In accordance with POPI, if personal information has been lost, attorneys and law firms have to notify affected parties and the Information Regulator about the attack. Thereafter, steps need to be taken to ensure that a similar attack does not repeat itself, which could potentially harm clients and the attorney’s or law firm’s reputation. By conducting a review of the hack or breaches, weaknesses and poor procedures need to be identified and addressed.

Conclusion

Attorneys need to keep up to date with developing technology and global challenges, which include cyber security threats. As the great potential of the Internet, new software and technology get unlocked, so too does the risk of breaches grow.

As the legal profession delves ever deeper into new technology, measures such as cyber security insurance could also be considered to limit the risk to firms. Most general liability and malpractice policies would not cover cyber security breaches. The need for supplementary coverage becomes increasingly important.

Data breaches could come as a result of sophisticated hacking attempts, and law firms, big and small, are at risk. Although attorneys and law firms might feel that they are unlikely to be attacked, as with most crimes, criminals look for easy targets. The ease of automating hacking attacks makes all systems vulnerable.

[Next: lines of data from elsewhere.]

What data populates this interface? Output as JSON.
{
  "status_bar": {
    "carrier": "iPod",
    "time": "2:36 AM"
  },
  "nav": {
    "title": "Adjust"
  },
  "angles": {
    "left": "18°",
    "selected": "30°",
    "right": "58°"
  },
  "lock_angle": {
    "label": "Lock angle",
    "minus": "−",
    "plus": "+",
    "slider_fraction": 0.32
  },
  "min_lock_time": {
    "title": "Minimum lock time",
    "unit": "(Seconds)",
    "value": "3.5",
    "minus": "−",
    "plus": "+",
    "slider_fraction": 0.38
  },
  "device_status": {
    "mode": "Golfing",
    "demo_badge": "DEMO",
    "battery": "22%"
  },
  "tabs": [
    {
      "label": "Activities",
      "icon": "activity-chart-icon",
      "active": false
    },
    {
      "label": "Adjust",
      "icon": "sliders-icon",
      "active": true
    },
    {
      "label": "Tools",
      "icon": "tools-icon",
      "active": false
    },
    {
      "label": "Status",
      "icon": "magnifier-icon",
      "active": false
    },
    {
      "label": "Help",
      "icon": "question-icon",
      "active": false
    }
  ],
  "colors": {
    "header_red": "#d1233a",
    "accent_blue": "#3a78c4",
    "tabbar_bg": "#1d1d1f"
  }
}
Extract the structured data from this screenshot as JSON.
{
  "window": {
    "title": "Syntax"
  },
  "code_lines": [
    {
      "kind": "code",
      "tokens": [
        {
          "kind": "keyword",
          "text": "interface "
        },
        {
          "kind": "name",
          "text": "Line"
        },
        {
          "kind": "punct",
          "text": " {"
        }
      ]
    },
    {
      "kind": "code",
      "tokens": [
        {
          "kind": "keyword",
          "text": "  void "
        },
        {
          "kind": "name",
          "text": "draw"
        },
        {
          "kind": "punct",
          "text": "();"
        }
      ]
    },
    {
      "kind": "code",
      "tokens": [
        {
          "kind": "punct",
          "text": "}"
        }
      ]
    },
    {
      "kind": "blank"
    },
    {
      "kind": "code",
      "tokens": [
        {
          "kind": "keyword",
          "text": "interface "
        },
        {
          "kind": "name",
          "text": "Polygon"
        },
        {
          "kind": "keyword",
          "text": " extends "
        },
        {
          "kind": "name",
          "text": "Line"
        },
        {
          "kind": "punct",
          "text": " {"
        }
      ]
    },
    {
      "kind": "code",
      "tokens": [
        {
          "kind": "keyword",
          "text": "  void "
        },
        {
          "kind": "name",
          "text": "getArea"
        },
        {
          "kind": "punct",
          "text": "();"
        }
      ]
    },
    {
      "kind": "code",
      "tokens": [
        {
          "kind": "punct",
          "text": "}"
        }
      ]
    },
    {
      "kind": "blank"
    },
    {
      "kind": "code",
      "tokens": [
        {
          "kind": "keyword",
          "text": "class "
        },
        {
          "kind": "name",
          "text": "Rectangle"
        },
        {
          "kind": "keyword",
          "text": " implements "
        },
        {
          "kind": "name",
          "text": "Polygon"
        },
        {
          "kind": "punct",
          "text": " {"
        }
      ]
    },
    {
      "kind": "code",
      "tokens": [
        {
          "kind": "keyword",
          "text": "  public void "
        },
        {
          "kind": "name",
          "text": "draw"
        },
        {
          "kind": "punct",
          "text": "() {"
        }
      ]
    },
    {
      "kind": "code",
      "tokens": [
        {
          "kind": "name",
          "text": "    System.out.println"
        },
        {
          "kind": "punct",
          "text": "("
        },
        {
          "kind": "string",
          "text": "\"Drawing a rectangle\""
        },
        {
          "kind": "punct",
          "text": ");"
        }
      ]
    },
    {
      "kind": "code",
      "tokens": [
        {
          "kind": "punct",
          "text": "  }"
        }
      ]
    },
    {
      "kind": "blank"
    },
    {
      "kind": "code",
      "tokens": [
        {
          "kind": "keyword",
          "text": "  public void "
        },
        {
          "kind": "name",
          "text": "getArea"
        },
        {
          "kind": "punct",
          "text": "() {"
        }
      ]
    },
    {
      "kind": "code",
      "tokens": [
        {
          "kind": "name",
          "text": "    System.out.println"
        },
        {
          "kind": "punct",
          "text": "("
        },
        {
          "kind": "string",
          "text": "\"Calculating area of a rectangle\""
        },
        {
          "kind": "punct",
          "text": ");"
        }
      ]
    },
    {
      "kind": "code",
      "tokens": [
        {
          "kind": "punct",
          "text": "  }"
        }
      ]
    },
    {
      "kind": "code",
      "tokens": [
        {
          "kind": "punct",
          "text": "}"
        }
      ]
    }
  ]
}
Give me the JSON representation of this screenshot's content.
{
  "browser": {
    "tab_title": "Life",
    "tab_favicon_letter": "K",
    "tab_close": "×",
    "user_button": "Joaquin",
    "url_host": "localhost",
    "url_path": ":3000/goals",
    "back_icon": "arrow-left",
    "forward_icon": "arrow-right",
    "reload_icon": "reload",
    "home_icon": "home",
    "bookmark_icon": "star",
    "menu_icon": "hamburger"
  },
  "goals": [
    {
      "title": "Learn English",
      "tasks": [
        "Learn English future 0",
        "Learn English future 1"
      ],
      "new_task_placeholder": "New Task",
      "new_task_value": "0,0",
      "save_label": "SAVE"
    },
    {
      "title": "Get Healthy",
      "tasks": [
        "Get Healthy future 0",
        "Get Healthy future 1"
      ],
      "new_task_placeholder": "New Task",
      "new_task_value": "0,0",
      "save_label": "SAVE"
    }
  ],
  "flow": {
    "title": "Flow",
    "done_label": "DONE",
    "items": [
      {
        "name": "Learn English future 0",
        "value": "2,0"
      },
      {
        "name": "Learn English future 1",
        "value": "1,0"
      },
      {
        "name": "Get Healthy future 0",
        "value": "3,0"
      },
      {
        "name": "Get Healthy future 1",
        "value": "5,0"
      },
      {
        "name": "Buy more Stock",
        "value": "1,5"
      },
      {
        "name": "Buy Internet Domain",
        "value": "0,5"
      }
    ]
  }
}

Just as paper files were susceptible to physical theft or loss, digital information now adds a new dimension to legal practice. Attorneys and law firms should not, however, see this threat as a clear sign of turning back the hands of time to stick with or go back to purely paper based communication, but rather as a reminder of the reality of our modern times.

Daniël Eloff LLB (UP) is an academic associate in the department of mercantile law at the University of Pretoria.